Daar maakte gouverneur William Bradford gretig gebruik van zijn kennis van het Engels. Squanto bleef bij de pelgrims tot zijn dood.
Over zijn dood schreef gouverneur William Bradford het volgende:
“...... hier kreeg Squanto een indiaanse koortsaanval. Hij bloedde erg uit zijn neus en na enkele dagen stierf hij. Hij vroeg me om voor hem te bidden zodat hij de God van de Engelsen zou kunnen ontmoeten in de hemel; en hij schonk al zijn aardse bezittingen aan zijn Engelse vrienden als aandenken van zijn liefde.....”
Iets anders hadden wij niet verwacht van verslagen die door de Engelse bezetter geschreven werden.
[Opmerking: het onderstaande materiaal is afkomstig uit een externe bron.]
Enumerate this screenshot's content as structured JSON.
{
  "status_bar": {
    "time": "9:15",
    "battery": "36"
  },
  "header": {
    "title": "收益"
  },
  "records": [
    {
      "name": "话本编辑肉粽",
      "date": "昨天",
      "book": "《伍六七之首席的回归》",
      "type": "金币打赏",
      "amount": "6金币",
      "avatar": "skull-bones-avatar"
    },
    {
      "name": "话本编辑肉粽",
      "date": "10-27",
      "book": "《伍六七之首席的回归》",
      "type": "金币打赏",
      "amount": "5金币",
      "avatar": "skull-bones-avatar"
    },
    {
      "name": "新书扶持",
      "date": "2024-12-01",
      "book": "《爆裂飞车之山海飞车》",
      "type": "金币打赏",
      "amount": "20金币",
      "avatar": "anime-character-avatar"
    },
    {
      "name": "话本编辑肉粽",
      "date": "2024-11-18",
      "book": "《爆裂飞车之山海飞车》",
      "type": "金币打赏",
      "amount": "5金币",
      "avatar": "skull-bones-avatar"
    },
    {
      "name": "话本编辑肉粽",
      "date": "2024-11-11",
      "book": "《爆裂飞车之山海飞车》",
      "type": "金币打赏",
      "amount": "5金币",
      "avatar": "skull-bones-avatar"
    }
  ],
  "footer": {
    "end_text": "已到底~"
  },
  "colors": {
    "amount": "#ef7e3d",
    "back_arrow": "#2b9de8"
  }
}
-Ondertussen weten we dat de diepgelovige en ‘vreedzame kolonisten zoals de Amerikaanse geschiedenisboeken ons willen doen geloven niet echt zo vredelievend waren.
- Waren Squanto’s motieven echt wel vredelievend of waren er diepere achtergronden. Hij heeft tenslotte maar 18 maanden in hun midden geleefd.
Hoe dan ook de oorspronkelijke bewoners van het Grote Schildpad Eiland hebben niet veel om “dankbaar” voor te zijn.!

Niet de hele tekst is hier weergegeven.